Darum gehts
- Tierschützer warnen vor Hitzefolgen für Tiere – Schutzmassnahmen nötig
- Lebensgefährlich für Hunde: Parkierte Autos können sich auf über 50 Grad aufheizen
- Bereits ab 15 Grad ist bei Velotouren mit Hund Vorsicht geboten
Die Sommerhitze macht nicht nur Menschen zu schaffen. Auch Haustiere geraten bei hohen Temperaturen schnell an ihre Grenzen. Hunde, Katzen, Kaninchen oder Meerschweinchen können ihre Körpertemperatur deutlich schlechter regulieren als wir Menschen. Die Susy Utzinger Stiftung für Tierschutz (Sust) warnt deshalb vor den grössten Gefahren der heissen Jahreszeit. Folgende Fehler gilt es demnach zu vermeiden:
Den Hund im Auto zurücklassen
Der Klassiker ist gleichzeitig die grösste Gefahr. Schon nach wenigen Minuten kann sich ein parkiertes Auto auf über 50 Grad aufheizen. Das gilt auch dann, wenn das Fahrzeug im Schatten steht oder die Fenster einen Spalt offen sind. Hunden droht ein lebensgefährlicher Hitzschlag. Die Sust appelliert deshalb klar: Tiere niemals im Auto zurücklassen – auch nicht «nur schnell» für einen Einkauf.

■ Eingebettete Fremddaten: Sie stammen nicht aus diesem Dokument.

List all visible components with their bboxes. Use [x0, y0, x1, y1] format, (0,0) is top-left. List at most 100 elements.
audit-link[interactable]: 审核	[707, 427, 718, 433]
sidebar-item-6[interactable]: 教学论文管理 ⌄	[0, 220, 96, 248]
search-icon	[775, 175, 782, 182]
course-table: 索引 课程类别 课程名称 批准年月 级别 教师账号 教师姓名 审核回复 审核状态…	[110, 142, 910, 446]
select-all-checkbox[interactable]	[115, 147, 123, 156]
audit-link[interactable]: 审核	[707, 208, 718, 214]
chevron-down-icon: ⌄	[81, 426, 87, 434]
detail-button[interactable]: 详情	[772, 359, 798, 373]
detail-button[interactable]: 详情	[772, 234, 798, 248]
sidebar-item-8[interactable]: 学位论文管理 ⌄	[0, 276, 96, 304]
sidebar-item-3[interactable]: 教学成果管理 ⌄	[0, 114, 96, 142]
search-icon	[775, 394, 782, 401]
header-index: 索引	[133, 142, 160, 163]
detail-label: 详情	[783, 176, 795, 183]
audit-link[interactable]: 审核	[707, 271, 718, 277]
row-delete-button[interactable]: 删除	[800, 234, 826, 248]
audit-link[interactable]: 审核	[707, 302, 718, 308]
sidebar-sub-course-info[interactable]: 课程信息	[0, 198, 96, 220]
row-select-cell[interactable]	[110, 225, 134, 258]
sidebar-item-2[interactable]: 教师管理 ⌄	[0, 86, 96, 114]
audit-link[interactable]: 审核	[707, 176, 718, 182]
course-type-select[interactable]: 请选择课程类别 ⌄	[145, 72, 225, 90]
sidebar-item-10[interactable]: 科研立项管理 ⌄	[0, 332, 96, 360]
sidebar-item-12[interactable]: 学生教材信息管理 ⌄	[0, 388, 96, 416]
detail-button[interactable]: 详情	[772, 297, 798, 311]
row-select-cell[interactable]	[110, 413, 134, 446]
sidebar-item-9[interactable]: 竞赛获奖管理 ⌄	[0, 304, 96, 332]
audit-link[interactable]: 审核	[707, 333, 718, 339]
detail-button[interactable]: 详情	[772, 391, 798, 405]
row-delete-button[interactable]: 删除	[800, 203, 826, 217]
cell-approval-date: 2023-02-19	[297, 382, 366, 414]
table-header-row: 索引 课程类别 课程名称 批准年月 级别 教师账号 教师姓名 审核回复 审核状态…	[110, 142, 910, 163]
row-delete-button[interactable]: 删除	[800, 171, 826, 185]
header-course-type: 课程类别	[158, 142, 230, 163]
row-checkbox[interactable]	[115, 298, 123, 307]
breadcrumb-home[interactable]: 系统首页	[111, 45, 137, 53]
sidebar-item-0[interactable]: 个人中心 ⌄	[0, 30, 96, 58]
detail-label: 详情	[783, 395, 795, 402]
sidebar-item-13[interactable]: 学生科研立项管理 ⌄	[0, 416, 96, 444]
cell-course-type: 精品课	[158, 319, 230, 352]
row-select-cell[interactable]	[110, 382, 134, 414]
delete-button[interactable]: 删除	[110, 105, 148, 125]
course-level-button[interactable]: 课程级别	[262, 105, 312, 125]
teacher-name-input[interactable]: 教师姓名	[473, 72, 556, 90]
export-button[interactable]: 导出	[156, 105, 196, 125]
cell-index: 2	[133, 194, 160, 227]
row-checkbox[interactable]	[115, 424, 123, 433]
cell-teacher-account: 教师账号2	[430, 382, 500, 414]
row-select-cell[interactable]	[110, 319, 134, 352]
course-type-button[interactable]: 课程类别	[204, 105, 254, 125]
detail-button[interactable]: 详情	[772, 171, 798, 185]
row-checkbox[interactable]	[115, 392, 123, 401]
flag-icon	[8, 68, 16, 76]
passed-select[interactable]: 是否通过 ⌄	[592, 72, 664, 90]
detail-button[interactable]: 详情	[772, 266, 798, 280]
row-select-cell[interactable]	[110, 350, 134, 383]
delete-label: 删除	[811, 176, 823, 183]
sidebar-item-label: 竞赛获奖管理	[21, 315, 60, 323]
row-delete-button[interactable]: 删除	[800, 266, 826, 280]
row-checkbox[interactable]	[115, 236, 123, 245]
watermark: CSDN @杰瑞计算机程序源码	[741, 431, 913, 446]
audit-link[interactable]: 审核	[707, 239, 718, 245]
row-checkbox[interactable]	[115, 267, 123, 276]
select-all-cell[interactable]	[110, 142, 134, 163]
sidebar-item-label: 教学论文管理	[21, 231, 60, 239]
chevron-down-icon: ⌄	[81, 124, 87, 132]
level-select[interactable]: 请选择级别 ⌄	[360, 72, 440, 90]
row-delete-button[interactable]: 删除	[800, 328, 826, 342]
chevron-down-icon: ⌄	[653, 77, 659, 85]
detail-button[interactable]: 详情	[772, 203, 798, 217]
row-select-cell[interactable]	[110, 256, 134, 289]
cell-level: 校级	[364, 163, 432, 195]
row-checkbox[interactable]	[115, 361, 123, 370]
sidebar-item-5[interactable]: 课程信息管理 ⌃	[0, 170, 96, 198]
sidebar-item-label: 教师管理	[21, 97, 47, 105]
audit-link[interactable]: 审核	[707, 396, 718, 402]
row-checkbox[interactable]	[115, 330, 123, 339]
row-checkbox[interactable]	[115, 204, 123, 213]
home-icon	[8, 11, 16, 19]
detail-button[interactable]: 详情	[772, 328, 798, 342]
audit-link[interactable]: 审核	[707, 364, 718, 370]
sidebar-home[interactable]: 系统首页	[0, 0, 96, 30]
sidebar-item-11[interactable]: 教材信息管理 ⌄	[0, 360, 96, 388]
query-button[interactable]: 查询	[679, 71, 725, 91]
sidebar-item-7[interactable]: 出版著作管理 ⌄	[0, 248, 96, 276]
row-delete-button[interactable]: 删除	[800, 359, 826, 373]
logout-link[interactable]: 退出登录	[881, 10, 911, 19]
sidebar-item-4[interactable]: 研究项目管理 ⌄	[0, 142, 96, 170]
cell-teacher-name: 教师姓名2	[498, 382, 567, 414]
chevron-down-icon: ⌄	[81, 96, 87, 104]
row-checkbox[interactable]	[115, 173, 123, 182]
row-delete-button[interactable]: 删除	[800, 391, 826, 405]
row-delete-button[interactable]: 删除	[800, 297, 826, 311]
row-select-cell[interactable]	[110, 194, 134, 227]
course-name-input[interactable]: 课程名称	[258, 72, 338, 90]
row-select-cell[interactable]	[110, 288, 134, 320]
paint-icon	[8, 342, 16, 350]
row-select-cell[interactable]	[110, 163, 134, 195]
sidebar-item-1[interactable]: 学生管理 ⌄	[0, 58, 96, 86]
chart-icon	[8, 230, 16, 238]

Auf heissem Asphalt spazieren gehen
Viele Hundehalter unterschätzen, wie stark sich Strassen und Gehwege aufheizen. Während die Lufttemperatur noch erträglich wirkt, können Asphalt und Pflastersteine bereits brennend heiss sein. Die Folge: schmerzhafte Verbrennungen an den Pfoten. Spaziergänge sollten deshalb möglichst früh am Morgen oder spät am Abend stattfinden. Schattige Waldwege und Wiesen sind jetzt die bessere Wahl.
Mit dem Hund Velo fahren
Was bei kühlem Wetter ein tolles Training sein kann, wird im Sommer schnell gefährlich. Hunde schwitzen nicht wie Menschen. Sie kühlen ihren Körper hauptsächlich durch Hecheln. Bei körperlicher Anstrengung reicht das oft nicht mehr aus. Bereits ab etwa 15 Grad ist Vorsicht geboten. Spätestens ab 20 Grad sollte auf Velotouren mit Hund verzichtet werden.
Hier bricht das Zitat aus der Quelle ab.